OTTAWA - Tightening a belt is tricky when you have to wrap it around 39 people.
Stephen Harper's biggest cabinet ever will have to do some sucking in of its collective gut if the Conservatives are serious about trimming the fat.
The annual salary bill for all the ministers and junior ministers appointed last week is about $9 million -- the largest on record.
That's at a time when the Conservatives are looking to slash $4 billion from the bureaucracy and billions more in the coming years to balance the books.
The prime minister's team rivals the largest cabinets of Brian Mulroney and Paul Martin.
According to 2011 figures on Parliament's website, an ordinary MP draws a base salary of $157,731 per year. As prime minister, Harper gets double that plus a car allowance.
Still, Harper's $317,574 salary to run the country is modest compared with what bank presidents and top executives in the private sector make.
Ministers get $75,516 atop their MP base salary, plus a car allowance. Ministers of state get an extra $56,637, but no car allowance.
Marjory LeBreton gets $132,300 for being a senator and another $75,500 for her role as leader of the government in the Senate.
So with one prime minister, 25 ministers, 11 ministers of state, and government senate and house leaders, it all works out to roughly $9 million in salaries and perks.
And don't forget all those staffers.
The Conservatives quietly approved increases in the maximum salaries political staff are entitled to receive.
The changes went into effect April 1, even though Harper has announced budget cuts to eliminate the federal deficit one year ahead of schedule, in 2014-15.
The prime minister said that feat would be achieved "by controlling spending and cutting waste."
Whether a staffer actually receives the maximum allowable salary is left up to the discretion of each minister, who must still keep within an overall office budget.
But ministers will have a little more money to play with since the government has decreed that their offices should no longer have to foot the bill for international travel by ministers, their staff and parliamentary secretaries. Those costs will now be absorbed by government departments instead.
The Prime Minister's Office says cabinet salaries are largely covered by MPs' regular wages.
"Almost two thirds of your cost is actually their salaries as MPs, which would have to be paid whether or not they're in cabinet," spokesman Andrew MacDougall said in an email.
Harper has also defended his beefed-up bench.
"I think it's important to know when you're talking about austerity, that this government has reduced ministerial budgets significantly," he said after his cabinet was sworn in at Rideau Hall.
"So the question here is not cost. The question is making sure that we have a ministry that is broad, representative of the country and tries to use people's talents to the maximum. ...
"I think it would be a mistake to try and have a smaller cabinet that would make less use of people."
Harper's cabinet ranks in size with Mulroney and Martin's 39-member teams.

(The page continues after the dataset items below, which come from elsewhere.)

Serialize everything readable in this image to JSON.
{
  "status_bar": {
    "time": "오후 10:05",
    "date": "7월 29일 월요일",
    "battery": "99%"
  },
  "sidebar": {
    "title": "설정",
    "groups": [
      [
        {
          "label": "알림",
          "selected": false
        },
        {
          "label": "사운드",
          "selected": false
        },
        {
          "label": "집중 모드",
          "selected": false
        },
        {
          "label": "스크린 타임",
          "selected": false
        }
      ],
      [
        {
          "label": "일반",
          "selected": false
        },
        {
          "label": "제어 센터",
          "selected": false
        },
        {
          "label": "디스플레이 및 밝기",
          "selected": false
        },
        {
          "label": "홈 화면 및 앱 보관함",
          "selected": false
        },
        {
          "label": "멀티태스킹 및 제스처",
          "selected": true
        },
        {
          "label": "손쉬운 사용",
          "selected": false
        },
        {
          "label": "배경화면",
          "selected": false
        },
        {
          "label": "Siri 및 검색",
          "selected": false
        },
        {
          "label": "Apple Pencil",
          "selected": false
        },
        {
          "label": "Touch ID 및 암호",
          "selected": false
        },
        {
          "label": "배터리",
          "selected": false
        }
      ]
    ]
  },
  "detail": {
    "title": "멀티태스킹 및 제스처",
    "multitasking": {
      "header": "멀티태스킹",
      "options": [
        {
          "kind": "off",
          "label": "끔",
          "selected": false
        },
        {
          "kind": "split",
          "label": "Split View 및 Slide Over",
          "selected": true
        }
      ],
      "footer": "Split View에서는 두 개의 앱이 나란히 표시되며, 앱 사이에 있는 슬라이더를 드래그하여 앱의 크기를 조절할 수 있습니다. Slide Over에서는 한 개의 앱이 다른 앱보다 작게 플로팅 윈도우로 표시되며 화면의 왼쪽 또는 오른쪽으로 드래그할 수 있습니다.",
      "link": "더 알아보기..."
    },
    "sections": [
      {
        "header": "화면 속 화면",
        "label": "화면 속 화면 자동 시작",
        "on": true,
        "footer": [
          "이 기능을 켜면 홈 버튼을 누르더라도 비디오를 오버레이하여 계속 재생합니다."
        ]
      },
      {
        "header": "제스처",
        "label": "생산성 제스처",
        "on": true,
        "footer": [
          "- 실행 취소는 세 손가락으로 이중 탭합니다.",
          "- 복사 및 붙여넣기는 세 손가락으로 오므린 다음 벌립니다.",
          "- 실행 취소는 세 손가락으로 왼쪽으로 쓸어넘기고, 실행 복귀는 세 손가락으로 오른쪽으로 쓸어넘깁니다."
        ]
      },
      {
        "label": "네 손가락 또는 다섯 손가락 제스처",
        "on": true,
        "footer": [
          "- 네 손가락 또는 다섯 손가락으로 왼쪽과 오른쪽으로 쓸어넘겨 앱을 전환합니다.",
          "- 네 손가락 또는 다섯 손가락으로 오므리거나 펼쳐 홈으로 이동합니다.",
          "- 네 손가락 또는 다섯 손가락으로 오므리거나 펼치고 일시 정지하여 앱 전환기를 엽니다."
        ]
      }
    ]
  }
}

When Mulroney appointed his first Progressive Conservative cabinet in 1984, a minister earned $95,200. There was also a tax-free expense allowance of $17,600, which varied depending on the MP's riding.
Mulroney made $115,100, plus the tax-free expense allowance, when he took office.
At the time of Martin's first Liberal cabinet in late 2003, a minister's salary with car allowance had risen to $208,138. The more junior secretary of state job earned $189,312.
Martin made $280,522 at the time.
Derek Fildebrandt of the Canadian Taxpayers Federation says his issue isn't so much with what cabinet ministers make, but with the pensions they go on to collect at age 55.
"We're fine that they're decently compensated," Fildebrandt said.
"They're not outrageously compensated. They're well compensated, but they're not outrageously compensated. But pension-wise, they are outrageously compensated."
The group says that for every $1 an MP puts into their pension plan, taxpayers contribute another $4.
Fildebrandt also questioned defeated MPs' severance packages.
Defeated Conservative cabinet minister Josee Verner wasn't in the House of Commons long enough to get a pension. But like all MPs who have served fewer than six years, she qualifies for a severance equal to half her salary.
Verner's nearly $117,000 golden parachute may ease her jump to the Red Chamber -- where she will earn $132,300 a year as one of Harper's three new senators.
Compare that to what a typical Canadian family makes. The median after-tax income of a family of two is $63,900, according to Statistics Canada.